Enron was, again, a classic example. Among other things, its board appeared myopic about what was going on with the company’s West Coast power-trading operations, where employees relied in part on bogus transactions to inflate profits, using schemes with names like Fat Boy and Death Star.
Starr says compliance officers have complained to her for years that sales and marketing executives undercut their efforts to enforce strict compliance with rules and regulations governing corporate behavior. Somewhat hopefully, she adds that she thinks this is changing, at least at leading companies.
Mistake No. 10
Getting caught up in the dilemma of false options
Your company has been hit with lawsuits alleging that some act or product caused somebody harm. Should you settle or go to court? Too often, says Lykos, directors assume that’s an either-or question. “This is a repetitive mistake that just continues to amaze me every time I see it,” he says. “It is entirely possible to take a principled legal position that there are certain kinds of cases relating to the problem that the company will not settle and will defend, and that there are other cases in which it is prepared to enter into settlements. Yet there seems to be an ongoing belief, especially in the mass-tort context, that you have to either defend all the cases or settle all the cases, but that somehow you can’t do both. You get caught up in the dilemma of false options.”

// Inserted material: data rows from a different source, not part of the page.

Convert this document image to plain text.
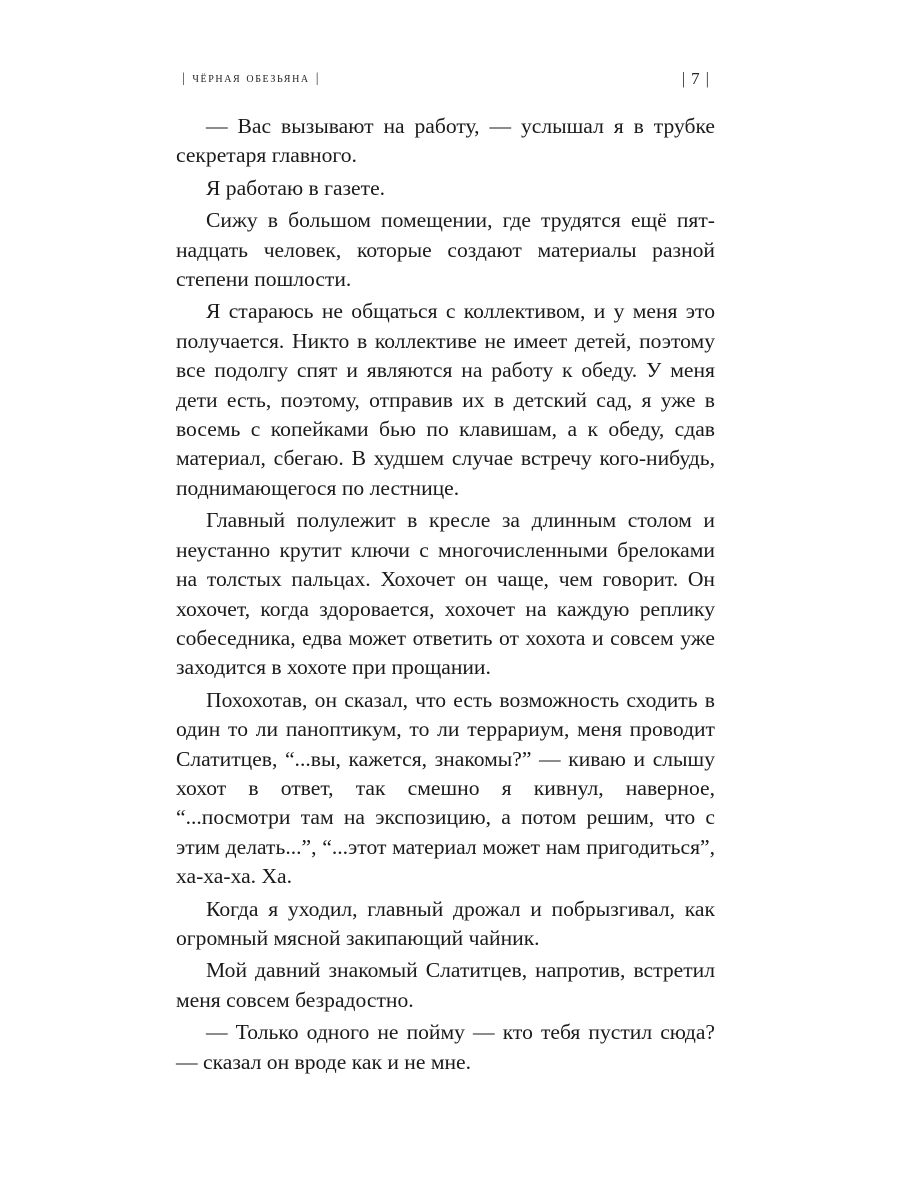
| чёрная обезьяна |	| 7 |

— Вас вызывают на работу, — услышал я в трубке секретаря главного.

Я работаю в газете.

Сижу в большом помещении, где трудятся ещё пятнадцать человек, которые создают материалы разной степени пошлости.

Я стараюсь не общаться с коллективом, и у меня это получается. Никто в коллективе не имеет детей, поэтому все подолгу спят и являются на работу к обеду. У меня дети есть, поэтому, отправив их в детский сад, я уже в восемь с копейками бью по клавишам, а к обеду, сдав материал, сбегаю. В худшем случае встречу кого-нибудь, поднимающегося по лестнице.

Главный полулежит в кресле за длинным столом и неустанно крутит ключи с многочисленными брелоками на толстых пальцах. Хохочет он чаще, чем говорит. Он хохочет, когда здоровается, хохочет на каждую реплику собеседника, едва может ответить от хохота и совсем уже заходится в хохоте при прощании.

Похохотав, он сказал, что есть возможность сходить в один то ли паноптикум, то ли террариум, меня проводит Слатитцев, “...вы, кажется, знакомы?” — киваю и слышу хохот в ответ, так смешно я кивнул, наверное, “...посмотри там на экспозицию, а потом решим, что с этим делать...”, “...этот материал может нам пригодиться”, ха-ха-ха. Ха.

Когда я уходил, главный дрожал и побрызгивал, как огромный мясной закипающий чайник.

Мой давний знакомый Слатитцев, напротив, встретил меня совсем безрадостно.

— Только одного не пойму — кто тебя пустил сюда? — сказал он вроде как и не мне.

Lykos has some experience in this area. In 2001 his employer, Bayer, voluntarily withdrew its anti-cholesterol drug Baycol from the market after it was linked to a serious muscle-wasting disease and several deaths. Even though Bayer won five favorable verdicts out of six that went to trial, it settled almost 3,000 cases through February 2005, for a total of $1.1 billion. It is still fighting other suits in court. “We’ve adopted a very principled approach in which we are prepared to enter into reasonable settlements on cases where people suffered actual injuries taking our product,” Lykos says. “We are not going to settle cases in which people did not suffer an injury taking our product, or in which the settlement demand is, in our view, unreasonable or disproportionate to whatever damage they’ve suffered. I don’t think those are inconsistent experiences.”
Serving on a corporate board isn’t easy. Avoiding these common mistakes should be.